Dan seseorang itu adalah laki-laki muda, berusia 19 tahun, keturunan Tionghoa, yang baru ia temui tadi malam. Rizal tidak menyangka bahwa seseorang seperti Ryan tertarik kepada dirinya. Muka Ryan yang tampan mengingatkan dia akan sang aktor Joe Taslim, tapi lebih manis dibanding gagah.

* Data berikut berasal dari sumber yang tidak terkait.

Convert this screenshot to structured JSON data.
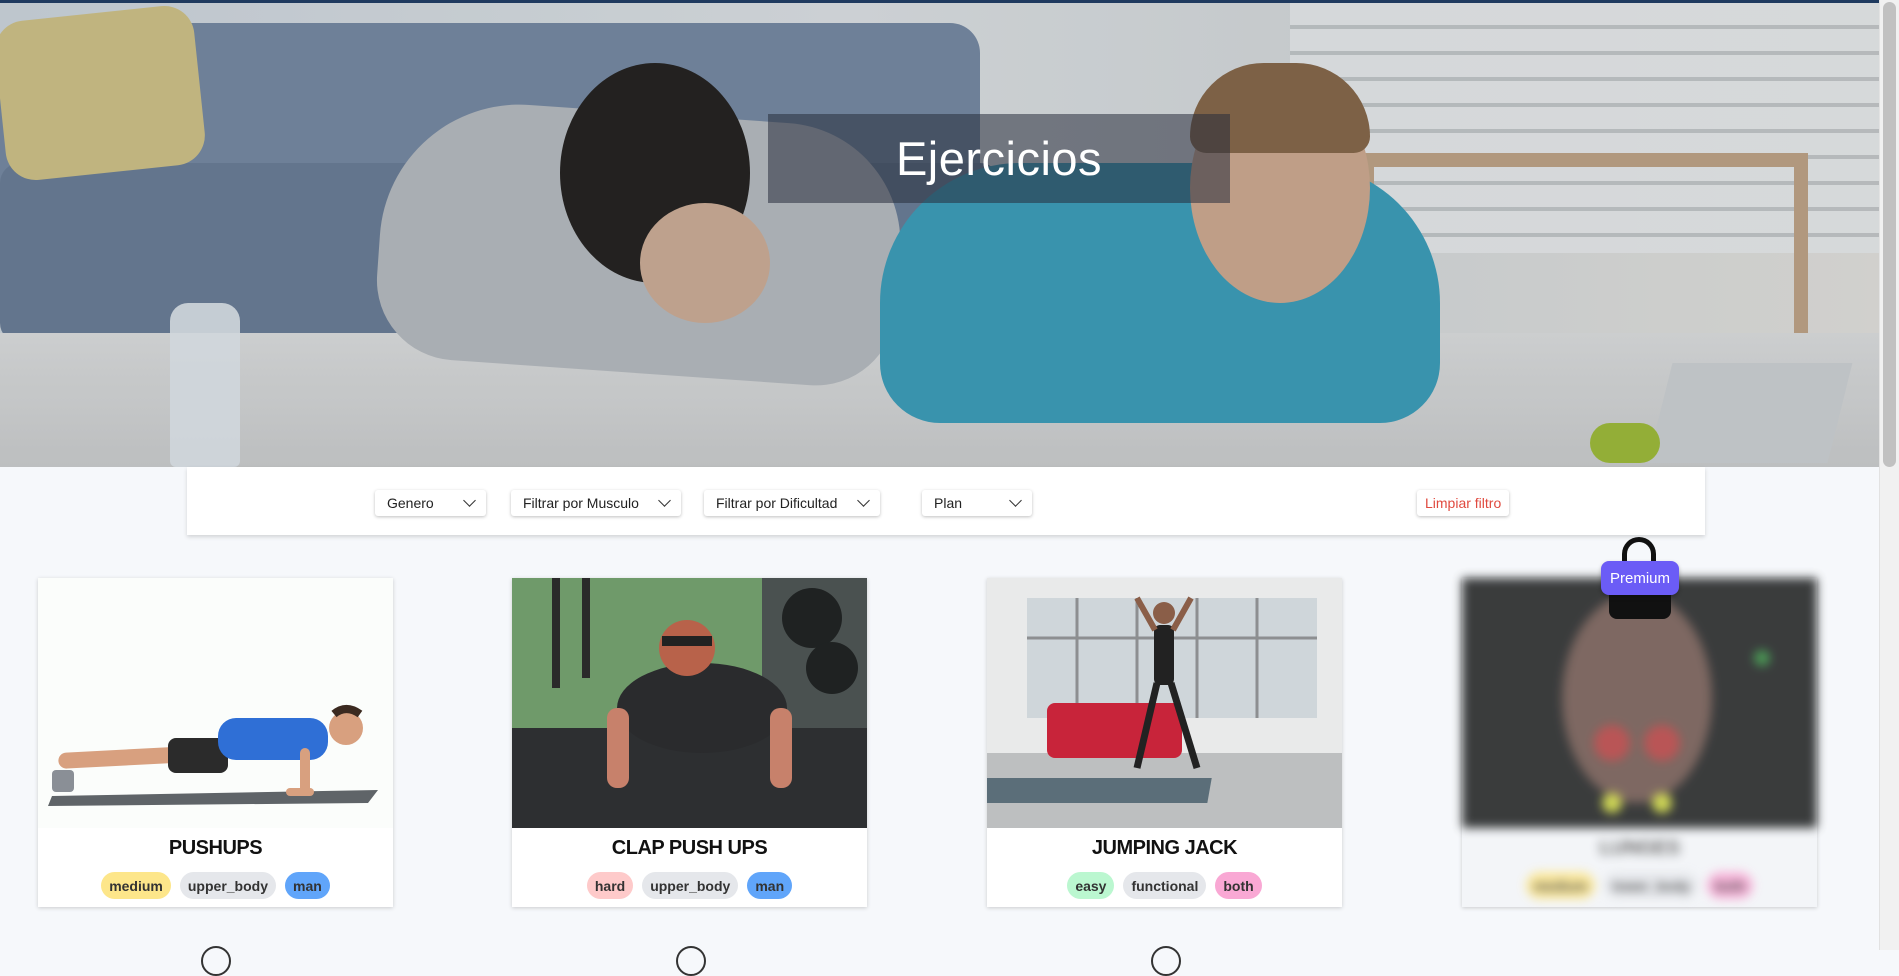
{
  "hero": {
    "title": "Ejercicios"
  },
  "filters": {
    "gender_label": "Genero",
    "muscle_label": "Filtrar por Musculo",
    "difficulty_label": "Filtrar por Dificultad",
    "plan_label": "Plan",
    "clear_label": "Limpiar filtro"
  },
  "exercises": [
    {
      "name": "PUSHUPS",
      "tags": [
        "medium",
        "upper_body",
        "man"
      ]
    },
    {
      "name": "CLAP PUSH UPS",
      "tags": [
        "hard",
        "upper_body",
        "man"
      ]
    },
    {
      "name": "JUMPING JACK",
      "tags": [
        "easy",
        "functional",
        "both"
      ]
    },
    {
      "name": "LUNGES",
      "tags": [
        "medium",
        "lower_body",
        "both"
      ],
      "premium_badge": "Premium"
    }
  ],
  "colors": {
    "medium": "#fde68a",
    "hard": "#fecaca",
    "easy": "#bbf7d0",
    "neutral": "#e5e7eb",
    "man": "#60a5fa",
    "both": "#f9a8d4",
    "premium": "#6b5cf6",
    "clear": "#e04a3f"
  }
}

Seseorang seperti Ryan bisa mendapatkan pria manapun yang ia mau, tapi tidak tahu kenapa, Ryan memilih untuk menghisap penisnya.

"Mmmm..." desah Rizal. "Bentar lagi Om keluar... Maaf... Udah lama ngga, jadi ga tahan..."

"Gapapa Om..." jawab Ryan. "Mau keluar di mukaku?"

Tanpa menjawab Rizal langsung berdiri di atas muka Ryan sambil mengonani penisnya. Ryan menutup mata sambil menunggu.

"Ohh... Ohh... OHHHHHH..." seru Rizal. Batang penisnya pun menembakkan cairan sperma ke muka Ryan yang ganteng. Banyak sekali. Rasanya tembakannya tak berakhir-akhir, hingga muka Ryan pun hampir basah kuyup dilumuri sperma Rizal.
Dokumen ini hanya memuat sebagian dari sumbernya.